‘If successful, the project may not just benefit northern Samar in the long run, but the rest of the region who are experiencing the same. This could also put an end to the high power cost that has been hurting businesses and discourage potential investors.’
Fluctuating supply of electricity and its high cost had long been a torment for residents of Eastern Visayas.
A strong gust of wind or a heavy downpour and regularly occurring natural events can somehow trigger the recurring black outs yet never appear to affect the high electric bills in the face of poor service the consumers experience.
Several officials in the region have also pointed out this problem that has remained unsolved for years. Eastern Visayas houses one of the world’s largest geothermal plants.
Power supply from Luzon
Eastern Samar Gov. Ben Evardone said the region is still getting electricity from coal power plants in Luzon which indicates that rates are dictated by global prices of coal, fuel, and the peso-dollar exchange rate.
“Leyte is the host of the largest geothermal power in the country while Eastern Samar hosts a hydropower plant. Unfortunately, we don’t benefit from these renewable energy sources. The power cost is very high,” Evardone said in a meeting here of the regional task force to end the local communist armed conflict (TF-ELCAC).
One Grid Policy
Furthermore, the official pointed to the “One Grid Policy” as a setback for communities that host renewable energy plants. Evardone claims that this only allows power plants to sell their produce to the Wholesale Electricity Spot Market (WESM).
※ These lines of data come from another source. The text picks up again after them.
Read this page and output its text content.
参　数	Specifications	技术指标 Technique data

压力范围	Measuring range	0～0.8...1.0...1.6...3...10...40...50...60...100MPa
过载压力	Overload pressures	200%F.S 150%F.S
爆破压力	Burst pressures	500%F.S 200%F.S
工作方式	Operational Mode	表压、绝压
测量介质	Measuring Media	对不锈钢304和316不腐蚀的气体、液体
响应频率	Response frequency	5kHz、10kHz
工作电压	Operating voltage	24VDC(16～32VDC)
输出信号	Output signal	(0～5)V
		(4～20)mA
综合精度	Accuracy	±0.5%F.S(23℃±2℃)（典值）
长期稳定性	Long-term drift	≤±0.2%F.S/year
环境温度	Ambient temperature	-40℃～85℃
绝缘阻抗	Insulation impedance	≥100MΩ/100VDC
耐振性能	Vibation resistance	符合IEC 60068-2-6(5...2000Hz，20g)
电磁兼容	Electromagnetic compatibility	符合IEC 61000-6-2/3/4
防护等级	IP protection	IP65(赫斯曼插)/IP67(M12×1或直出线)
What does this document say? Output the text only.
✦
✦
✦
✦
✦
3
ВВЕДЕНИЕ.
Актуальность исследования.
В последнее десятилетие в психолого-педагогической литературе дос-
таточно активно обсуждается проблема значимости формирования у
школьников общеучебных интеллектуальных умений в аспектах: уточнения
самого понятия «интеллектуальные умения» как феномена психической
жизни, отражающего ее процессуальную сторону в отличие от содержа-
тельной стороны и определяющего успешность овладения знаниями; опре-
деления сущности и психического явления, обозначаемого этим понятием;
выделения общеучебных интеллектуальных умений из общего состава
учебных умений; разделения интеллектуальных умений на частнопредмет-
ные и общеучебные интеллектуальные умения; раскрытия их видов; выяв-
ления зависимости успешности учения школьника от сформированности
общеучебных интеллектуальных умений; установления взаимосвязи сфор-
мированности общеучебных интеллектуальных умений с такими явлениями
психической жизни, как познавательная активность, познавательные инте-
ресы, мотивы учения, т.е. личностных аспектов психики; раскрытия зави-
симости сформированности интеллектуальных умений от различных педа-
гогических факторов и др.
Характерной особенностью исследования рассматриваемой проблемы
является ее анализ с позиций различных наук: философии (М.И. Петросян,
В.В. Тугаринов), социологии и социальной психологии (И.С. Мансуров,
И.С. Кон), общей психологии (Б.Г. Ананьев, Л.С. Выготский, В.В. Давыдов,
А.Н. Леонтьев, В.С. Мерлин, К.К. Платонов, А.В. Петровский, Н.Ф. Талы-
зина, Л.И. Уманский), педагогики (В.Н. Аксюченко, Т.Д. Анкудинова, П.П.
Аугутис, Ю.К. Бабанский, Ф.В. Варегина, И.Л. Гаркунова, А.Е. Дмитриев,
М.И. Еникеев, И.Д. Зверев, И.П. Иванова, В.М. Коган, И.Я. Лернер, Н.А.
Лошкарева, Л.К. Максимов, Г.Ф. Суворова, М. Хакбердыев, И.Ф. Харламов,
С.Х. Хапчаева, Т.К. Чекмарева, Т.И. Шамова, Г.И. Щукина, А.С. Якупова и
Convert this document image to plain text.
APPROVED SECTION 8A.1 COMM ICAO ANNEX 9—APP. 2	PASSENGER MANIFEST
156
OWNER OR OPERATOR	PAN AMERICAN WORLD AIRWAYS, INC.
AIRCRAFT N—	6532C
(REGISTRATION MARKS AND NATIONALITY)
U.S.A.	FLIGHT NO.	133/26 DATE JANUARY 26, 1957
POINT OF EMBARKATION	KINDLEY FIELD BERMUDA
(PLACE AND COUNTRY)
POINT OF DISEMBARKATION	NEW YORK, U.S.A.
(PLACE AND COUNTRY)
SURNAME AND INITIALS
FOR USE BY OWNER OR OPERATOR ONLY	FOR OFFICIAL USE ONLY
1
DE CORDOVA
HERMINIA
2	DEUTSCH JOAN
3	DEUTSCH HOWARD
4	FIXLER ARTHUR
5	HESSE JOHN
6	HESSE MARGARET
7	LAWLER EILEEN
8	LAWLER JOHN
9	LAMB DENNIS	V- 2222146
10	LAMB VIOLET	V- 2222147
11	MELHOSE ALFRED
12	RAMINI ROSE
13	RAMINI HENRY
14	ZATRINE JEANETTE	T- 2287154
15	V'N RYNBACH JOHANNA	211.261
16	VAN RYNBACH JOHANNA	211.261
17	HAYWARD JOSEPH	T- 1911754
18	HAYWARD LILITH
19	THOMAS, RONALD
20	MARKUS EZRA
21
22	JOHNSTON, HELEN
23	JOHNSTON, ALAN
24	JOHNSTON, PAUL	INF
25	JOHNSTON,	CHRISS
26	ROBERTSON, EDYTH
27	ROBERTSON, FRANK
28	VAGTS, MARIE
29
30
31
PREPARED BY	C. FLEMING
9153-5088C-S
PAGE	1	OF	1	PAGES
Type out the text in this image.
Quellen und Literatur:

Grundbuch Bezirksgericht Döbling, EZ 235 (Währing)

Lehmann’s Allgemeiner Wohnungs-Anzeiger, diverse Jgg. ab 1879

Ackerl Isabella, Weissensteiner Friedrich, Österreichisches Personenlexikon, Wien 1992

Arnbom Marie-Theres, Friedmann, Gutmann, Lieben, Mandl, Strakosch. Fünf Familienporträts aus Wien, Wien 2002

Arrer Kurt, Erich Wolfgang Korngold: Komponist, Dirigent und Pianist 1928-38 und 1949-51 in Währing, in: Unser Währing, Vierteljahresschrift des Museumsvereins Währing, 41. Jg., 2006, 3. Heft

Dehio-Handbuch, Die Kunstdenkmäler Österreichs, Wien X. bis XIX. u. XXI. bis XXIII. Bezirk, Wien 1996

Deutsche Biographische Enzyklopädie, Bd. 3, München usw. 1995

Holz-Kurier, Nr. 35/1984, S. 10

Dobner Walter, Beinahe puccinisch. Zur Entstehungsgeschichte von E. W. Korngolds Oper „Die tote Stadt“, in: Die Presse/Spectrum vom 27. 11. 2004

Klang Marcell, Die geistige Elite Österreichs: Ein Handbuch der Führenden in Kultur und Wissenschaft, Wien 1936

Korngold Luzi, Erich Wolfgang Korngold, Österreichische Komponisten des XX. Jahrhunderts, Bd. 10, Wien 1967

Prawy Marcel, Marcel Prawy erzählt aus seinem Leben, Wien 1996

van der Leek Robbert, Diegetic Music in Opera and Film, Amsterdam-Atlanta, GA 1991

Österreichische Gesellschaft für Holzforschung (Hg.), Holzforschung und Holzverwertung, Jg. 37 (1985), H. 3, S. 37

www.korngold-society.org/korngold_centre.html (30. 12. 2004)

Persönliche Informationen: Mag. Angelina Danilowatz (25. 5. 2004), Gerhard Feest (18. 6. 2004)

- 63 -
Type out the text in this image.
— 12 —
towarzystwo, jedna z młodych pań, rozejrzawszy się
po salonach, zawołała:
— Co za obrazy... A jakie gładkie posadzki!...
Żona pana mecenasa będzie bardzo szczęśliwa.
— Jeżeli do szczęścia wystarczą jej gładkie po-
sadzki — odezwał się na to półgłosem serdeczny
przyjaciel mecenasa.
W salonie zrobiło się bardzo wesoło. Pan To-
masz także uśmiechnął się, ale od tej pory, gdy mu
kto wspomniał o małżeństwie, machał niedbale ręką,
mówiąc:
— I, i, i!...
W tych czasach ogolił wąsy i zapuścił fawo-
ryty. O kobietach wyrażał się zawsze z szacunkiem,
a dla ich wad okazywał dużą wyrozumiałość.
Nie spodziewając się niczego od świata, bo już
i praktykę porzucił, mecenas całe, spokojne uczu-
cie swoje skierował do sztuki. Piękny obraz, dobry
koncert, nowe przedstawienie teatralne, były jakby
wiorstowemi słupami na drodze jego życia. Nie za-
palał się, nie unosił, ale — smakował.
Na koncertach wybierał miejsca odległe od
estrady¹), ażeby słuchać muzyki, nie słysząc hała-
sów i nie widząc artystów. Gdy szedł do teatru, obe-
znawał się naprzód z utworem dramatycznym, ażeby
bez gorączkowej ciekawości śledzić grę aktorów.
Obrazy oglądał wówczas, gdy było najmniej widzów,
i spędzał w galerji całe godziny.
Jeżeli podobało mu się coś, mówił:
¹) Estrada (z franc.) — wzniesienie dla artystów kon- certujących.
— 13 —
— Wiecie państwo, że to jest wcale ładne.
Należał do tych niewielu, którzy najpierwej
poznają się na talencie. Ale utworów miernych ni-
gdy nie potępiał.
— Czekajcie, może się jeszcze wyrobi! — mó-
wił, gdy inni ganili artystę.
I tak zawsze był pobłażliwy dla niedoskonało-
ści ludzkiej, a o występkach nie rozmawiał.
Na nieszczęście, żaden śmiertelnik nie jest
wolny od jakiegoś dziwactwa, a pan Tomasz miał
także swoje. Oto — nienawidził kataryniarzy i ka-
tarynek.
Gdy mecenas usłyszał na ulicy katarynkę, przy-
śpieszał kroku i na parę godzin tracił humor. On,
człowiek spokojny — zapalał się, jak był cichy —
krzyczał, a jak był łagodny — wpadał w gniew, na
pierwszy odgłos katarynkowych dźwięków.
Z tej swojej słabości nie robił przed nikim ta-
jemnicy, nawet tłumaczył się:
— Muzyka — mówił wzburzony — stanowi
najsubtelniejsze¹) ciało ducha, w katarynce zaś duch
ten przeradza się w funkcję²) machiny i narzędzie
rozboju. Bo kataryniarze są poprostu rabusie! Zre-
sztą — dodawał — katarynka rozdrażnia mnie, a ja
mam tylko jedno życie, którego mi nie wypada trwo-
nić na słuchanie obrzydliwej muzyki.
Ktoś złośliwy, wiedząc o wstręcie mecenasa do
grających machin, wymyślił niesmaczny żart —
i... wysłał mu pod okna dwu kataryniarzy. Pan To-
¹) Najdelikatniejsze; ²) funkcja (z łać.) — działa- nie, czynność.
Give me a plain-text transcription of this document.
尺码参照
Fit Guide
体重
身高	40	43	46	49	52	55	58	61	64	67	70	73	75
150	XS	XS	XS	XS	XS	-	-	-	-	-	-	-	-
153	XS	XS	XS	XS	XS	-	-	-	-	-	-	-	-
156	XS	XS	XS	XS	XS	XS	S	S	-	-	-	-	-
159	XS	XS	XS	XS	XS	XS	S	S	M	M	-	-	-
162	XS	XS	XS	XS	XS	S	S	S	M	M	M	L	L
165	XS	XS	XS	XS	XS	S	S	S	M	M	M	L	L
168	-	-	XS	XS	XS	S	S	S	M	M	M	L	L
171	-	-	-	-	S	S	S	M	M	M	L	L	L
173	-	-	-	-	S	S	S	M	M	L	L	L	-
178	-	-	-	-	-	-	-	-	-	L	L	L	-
A centralized venue for buyers and sellers to trade electricity as a commodity where prices are determined based on actual demand and supply.
“We understand their situation since it’s a business, but they can make a certain percent of their electricity available to host communities,” he added.
A possible solution
With this, the recent collaboration of three energy corporations gives hope for the people, an answer to their clamor.
The municipality of San Isidro in Northern Samar is eyed to house the awaited Wind Energy project which could finally be a game changer for the region. Aboitiz Power Corporation has joined hands with Vivant Energy Corporation and Vena Energy from Singapore. Together, they've formed the Lihangin Wind Energy Corporation which will manage and oversee the project.
Still under wraps
Start of construction and commercial operations is targeted in November 2023 and first quarter of 2025. This endeavor would bring in a whopping 206 megawatts of electricity for Northern Samar alone.
“We welcome this opportunity to partner with two leaders in renewable energy development which share our vision of helping the country attain energy security while promoting renewable energy and contributing to countrywide development,” said Vivant Energy President and COO Emil Andre Garcia.
While the exact investment details are still under wraps, what appeals to the public is the possibility of a cleaner Philippines through the promotion of renewable energy.
If successful, the project may not just benefit northern Samar in the long run, but the rest of the region who are experiencing the same. This could also put an end to the high power cost that has been hurting businesses and discourage potential investors.